DO BRASIL, SOS AO BRASIL

“Mas os revolucionários cubanos mataram pessoas…”

Triste realidade. Cuba no entanto se tornou um país soberano, exatamente como os Estados Unidos. E uma verdade é que o Tio Sam teve que rebolar para aprender a dançar o mambo sem nunca ter pego a sério no tamborim.

Mas triste mesmo é ver que para muita gente aqui na Pindorama deveríamos ser iguaizinhos aos Estados Unidos mas, de forma impressionante, nunca naquilo que eles tiveram de melhor…

Queremos só a mudança cosmética da aparência sem tocar na essência. Queremos ser “Atlantic Plaza Residence” quando nossa alma é “Aquarius”. O “Brazil” não conhece o Brasil! Foi se mi$turando, se “modernizando” e se perdeu…

Nada contra sermos “modernos”, sem querer ficar do lado de quem não quer navegar. Mas ou tomamos o leme do nosso próprio barco, ou somos engolidos pelo mar da História…

Enquanto continuarmos tentando nos enxergar com um espelho emoldurado por outras latitudes seguiremos tendo uma imagem negativa de nós mesmos. Sem sabermos quem realmente somos e, pior, quem QUEREMOS ser!

Mas não “priemos cânico”, há vida pulsante ao sul do Rio Bravo! Chegou a hora dessa gente bronzeada mostrar seu valor!

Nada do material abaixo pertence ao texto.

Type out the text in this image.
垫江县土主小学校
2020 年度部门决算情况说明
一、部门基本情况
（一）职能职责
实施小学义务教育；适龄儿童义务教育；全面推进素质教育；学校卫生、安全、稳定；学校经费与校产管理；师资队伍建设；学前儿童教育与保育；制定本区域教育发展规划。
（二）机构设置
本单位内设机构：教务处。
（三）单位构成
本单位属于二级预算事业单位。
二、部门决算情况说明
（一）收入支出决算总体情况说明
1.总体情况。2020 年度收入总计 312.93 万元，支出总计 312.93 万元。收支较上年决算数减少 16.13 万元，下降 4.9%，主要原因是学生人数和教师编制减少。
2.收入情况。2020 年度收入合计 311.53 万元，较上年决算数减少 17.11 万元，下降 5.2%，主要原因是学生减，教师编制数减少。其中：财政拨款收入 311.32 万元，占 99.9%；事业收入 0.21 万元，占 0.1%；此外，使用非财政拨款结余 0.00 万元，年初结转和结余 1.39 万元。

guerraO quadro ao lado é “A morte do General Warren” pintado por John Trumbull e retrata um episódio da Campanha de Boston que deu início à Guerra Revolucionária Americana. Sabor de vida e morte!

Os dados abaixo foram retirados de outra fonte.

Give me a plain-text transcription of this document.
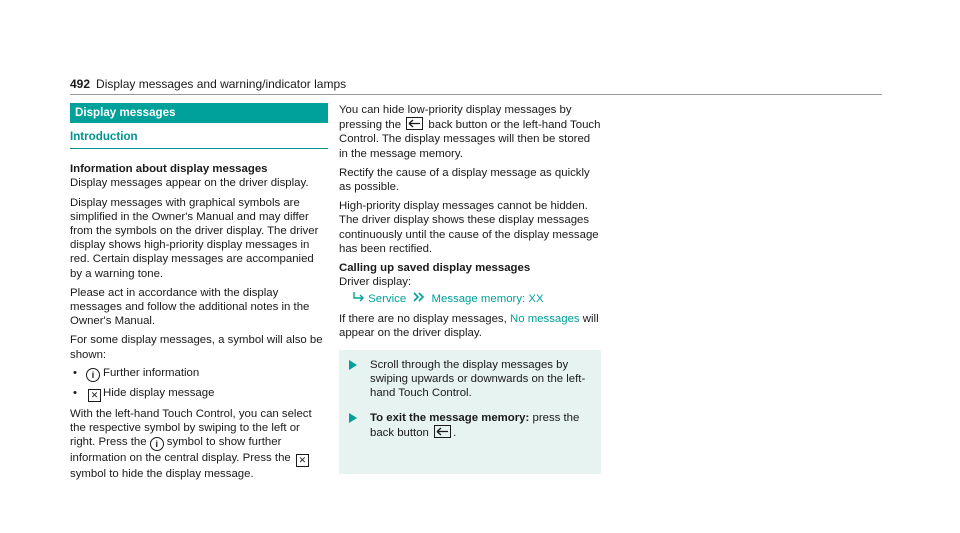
492 Display messages and warning/indicator lamps
Display messages
Introduction
Information about display messages

Display messages appear on the driver display.

Display messages with graphical symbols are simplified in the Owner's Manual and may differ from the symbols on the driver display. The driver display shows high-priority display messages in red. Certain display messages are accompanied by a warning tone.

Please act in accordance with the display messages and follow the additional notes in the Owner's Manual.

For some display messages, a symbol will also be shown:

• i Further information
• ✕ Hide display message

With the left-hand Touch Control, you can select the respective symbol by swiping to the left or right. Press the i symbol to show further information on the central display. Press the ✕ symbol to hide the display message.

You can hide low-priority display messages by pressing the back button or the left-hand Touch Control. The display messages will then be stored in the message memory.

Rectify the cause of a display message as quickly as possible.

High-priority display messages cannot be hidden. The driver display shows these display messages continuously until the cause of the display message has been rectified.

Calling up saved display messages

Driver display:

Service Message memory: XX

If there are no display messages, No messages will appear on the driver display.

Scroll through the display messages by swiping upwards or downwards on the left-hand Touch Control.
To exit the message memory: press the back button .
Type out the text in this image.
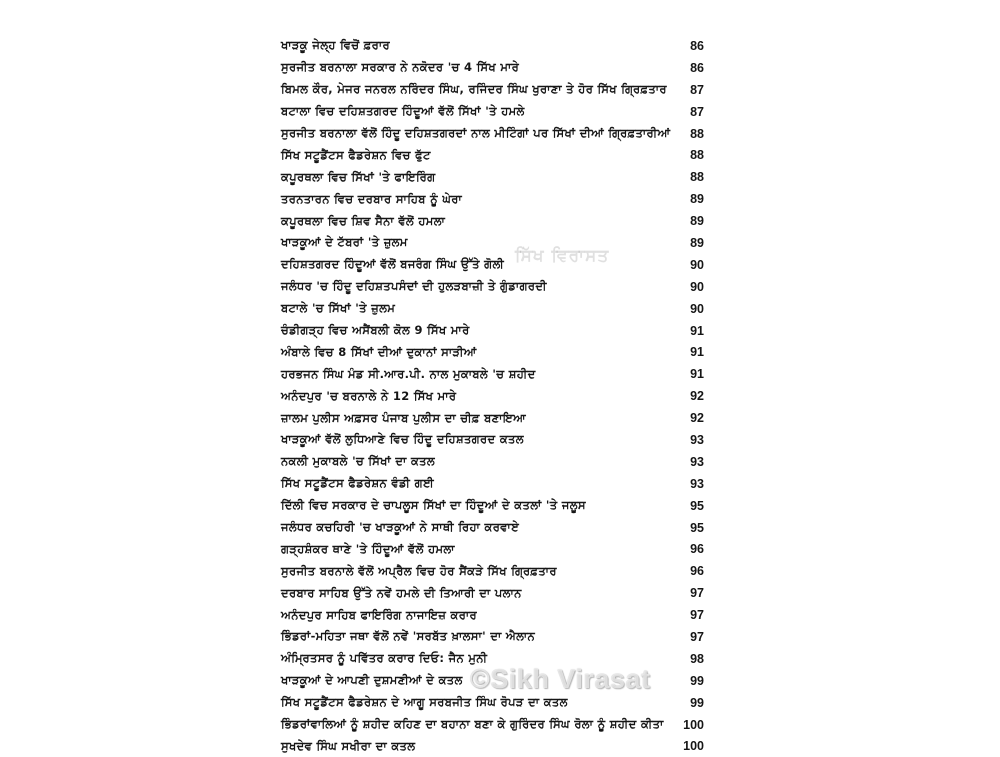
ਖਾੜਕੂ ਜੇਲ੍ਹ ਵਿਚੋਂ ਫ਼ਰਾਰ	86
ਸੁਰਜੀਤ ਬਰਨਾਲਾ ਸਰਕਾਰ ਨੇ ਨਕੋਦਰ 'ਚ 4 ਸਿੱਖ ਮਾਰੇ	86
ਬਿਮਲ ਕੌਰ, ਮੇਜਰ ਜਨਰਲ ਨਰਿੰਦਰ ਸਿੰਘ, ਰਜਿੰਦਰ ਸਿੰਘ ਖੁਰਾਣਾ ਤੇ ਹੋਰ ਸਿੱਖ ਗ੍ਰਿਫ਼ਤਾਰ 87
ਬਟਾਲਾ ਵਿਚ ਦਹਿਸ਼ਤਗਰਦ ਹਿੰਦੂਆਂ ਵੱਲੋਂ ਸਿੱਖਾਂ 'ਤੇ ਹਮਲੇ	87
ਸੁਰਜੀਤ ਬਰਨਾਲਾ ਵੱਲੋਂ ਹਿੰਦੂ ਦਹਿਸ਼ਤਗਰਦਾਂ ਨਾਲ ਮੀਟਿੰਗਾਂ ਪਰ ਸਿੱਖਾਂ ਦੀਆਂ ਗ੍ਰਿਫ਼ਤਾਰੀਆਂ 88
ਸਿੱਖ ਸਟੂਡੈਂਟਸ ਫੈਡਰੇਸ਼ਨ ਵਿਚ ਫੁੱਟ	88
ਕਪੂਰਥਲਾ ਵਿਚ ਸਿੱਖਾਂ 'ਤੇ ਫਾਇਰਿੰਗ	88
ਤਰਨਤਾਰਨ ਵਿਚ ਦਰਬਾਰ ਸਾਹਿਬ ਨੂੰ ਘੇਰਾ	89
ਕਪੂਰਥਲਾ ਵਿਚ ਸ਼ਿਵ ਸੈਨਾ ਵੱਲੋਂ ਹਮਲਾ	89
ਖਾੜਕੂਆਂ ਦੇ ਟੱਬਰਾਂ 'ਤੇ ਜ਼ੁਲਮ	89
ਦਹਿਸ਼ਤਗਰਦ ਹਿੰਦੂਆਂ ਵੱਲੋਂ ਬਜਰੰਗ ਸਿੰਘ ਉੱਤੇ ਗੋਲੀ	90
ਜਲੰਧਰ 'ਚ ਹਿੰਦੂ ਦਹਿਸ਼ਤਪਸੰਦਾਂ ਦੀ ਹੁਲੜਬਾਜ਼ੀ ਤੇ ਗੁੰਡਾਗਰਦੀ	90
ਬਟਾਲੇ 'ਚ ਸਿੱਖਾਂ 'ਤੇ ਜ਼ੁਲਮ	90
ਚੰਡੀਗੜ੍ਹ ਵਿਚ ਅਸੈਂਬਲੀ ਕੋਲ 9 ਸਿੱਖ ਮਾਰੇ	91
ਅੰਬਾਲੇ ਵਿਚ 8 ਸਿੱਖਾਂ ਦੀਆਂ ਦੁਕਾਨਾਂ ਸਾੜੀਆਂ	91
ਹਰਭਜਨ ਸਿੰਘ ਮੰਡ ਸੀ.ਆਰ.ਪੀ. ਨਾਲ ਮੁਕਾਬਲੇ 'ਚ ਸ਼ਹੀਦ	91
ਅਨੰਦਪੁਰ 'ਚ ਬਰਨਾਲੇ ਨੇ 12 ਸਿੱਖ ਮਾਰੇ	92
ਜ਼ਾਲਮ ਪੁਲੀਸ ਅਫ਼ਸਰ ਪੰਜਾਬ ਪੁਲੀਸ ਦਾ ਚੀਫ਼ ਬਣਾਇਆ	92
ਖਾੜਕੂਆਂ ਵੱਲੋਂ ਲੁਧਿਆਣੇ ਵਿਚ ਹਿੰਦੂ ਦਹਿਸ਼ਤਗਰਦ ਕਤਲ	93
ਨਕਲੀ ਮੁਕਾਬਲੇ 'ਚ ਸਿੱਖਾਂ ਦਾ ਕਤਲ	93
ਸਿੱਖ ਸਟੂਡੈਂਟਸ ਫੈਡਰੇਸ਼ਨ ਵੰਡੀ ਗਈ	93
ਦਿੱਲੀ ਵਿਚ ਸਰਕਾਰ ਦੇ ਚਾਪਲੂਸ ਸਿੱਖਾਂ ਦਾ ਹਿੰਦੂਆਂ ਦੇ ਕਤਲਾਂ 'ਤੇ ਜਲੂਸ	95
ਜਲੰਧਰ ਕਚਹਿਰੀ 'ਚ ਖਾੜਕੂਆਂ ਨੇ ਸਾਥੀ ਰਿਹਾ ਕਰਵਾਏ	95
ਗੜ੍ਹਸ਼ੰਕਰ ਥਾਣੇ 'ਤੇ ਹਿੰਦੂਆਂ ਵੱਲੋਂ ਹਮਲਾ	96
ਸੁਰਜੀਤ ਬਰਨਾਲੇ ਵੱਲੋਂ ਅਪ੍ਰੈਲ ਵਿਚ ਹੋਰ ਸੈਂਕੜੇ ਸਿੱਖ ਗ੍ਰਿਫ਼ਤਾਰ	96
ਦਰਬਾਰ ਸਾਹਿਬ ਉੱਤੇ ਨਵੇਂ ਹਮਲੇ ਦੀ ਤਿਆਰੀ ਦਾ ਪਲਾਨ	97
ਅਨੰਦਪੁਰ ਸਾਹਿਬ ਫਾਇਰਿੰਗ ਨਾਜਾਇਜ਼ ਕਰਾਰ	97
ਭਿੰਡਰਾਂ-ਮਹਿਤਾ ਜਥਾ ਵੱਲੋਂ ਨਵੇਂ 'ਸਰਬੱਤ ਖ਼ਾਲਸਾ' ਦਾ ਐਲਾਨ	97
ਅੰਮ੍ਰਿਤਸਰ ਨੂੰ ਪਵਿੱਤਰ ਕਰਾਰ ਦਿਓ: ਜੈਨ ਮੁਨੀ	98
ਖਾੜਕੂਆਂ ਦੇ ਆਪਣੀ ਦੁਸ਼ਮਣੀਆਂ ਦੇ ਕਤਲ	99
ਸਿੱਖ ਸਟੂਡੈਂਟਸ ਫੈਡਰੇਸ਼ਨ ਦੇ ਆਗੂ ਸਰਬਜੀਤ ਸਿੰਘ ਰੋਪੜ ਦਾ ਕਤਲ	99
ਭਿੰਡਰਾਂਵਾਲਿਆਂ ਨੂੰ ਸ਼ਹੀਦ ਕਹਿਣ ਦਾ ਬਹਾਨਾ ਬਣਾ ਕੇ ਗੁਰਿੰਦਰ ਸਿੰਘ ਰੋਲਾ ਨੂੰ ਸ਼ਹੀਦ ਕੀਤਾ 100
ਸੁਖਦੇਵ ਸਿੰਘ ਸਖੀਰਾ ਦਾ ਕਤਲ	100
ਸਿੱਖ ਵਿਰਾਸਤ
©Sikh Virasat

Jorge Uóston foi o responsável naquele ano de 1775 por tomar o comando das diversas milícias pró-independência e as transformar em um exército continental coerente. É considerado um herói nacional.

Quando Brizola falou na Rádio da Legalidade, enquanto o Palácio Piratini estava sob ameaça que “não dariam o primeiro tiro, mas o segundo e o último”; ele estava inflamado pelos mesmos sentimentos que aqueles soldados lá nos “esteites”. But if you kill in English that’s OK, isn’t it?

Ambos os casos são aquilo que o conservador Gilberto Freyre chamou de “nacionalismo defensivo”, diferente do “nacionalismo agressivo”, aquele das potências imperialistas.

Mas se no primeiro caso, em sua formação, os estadunidenses tinham um nacionalismo defensivo em relação a sua dependência do Império Britânico. Já no segundo momento, da expansão de seu império, foi a vez do nacionalismo agressivo mostrar seus dentes: a política do “big stick” sob a lógica da “Segurança Nacional”, porque ingerência na soberania dos outros é refresco.

Entretanto não podemos nos enganar. Cuba não é e nem deve se tornar um modelo a ser seguido! Seus erros foram etapas de um processo histórico que devemos observar para não repetirmos. Ou inventamos, ou erramos!”Precisamos ousar inaugurar, de forma inédita, o que nunca se fez nessas latitudes”.

E quem sabe um dia, quando deixarmos de ser um país DEPENDENTE e passarmos a ser um povo soberano, daí poderemos misturar, sem ressalvas, nossa banana com o chiclete deles.

Iluminai os terreiros que nós queremos sambar!

Viva as lutas dos povos americanos!

Sejamos patriotas! Sejamos marginais! Sejamos heróis!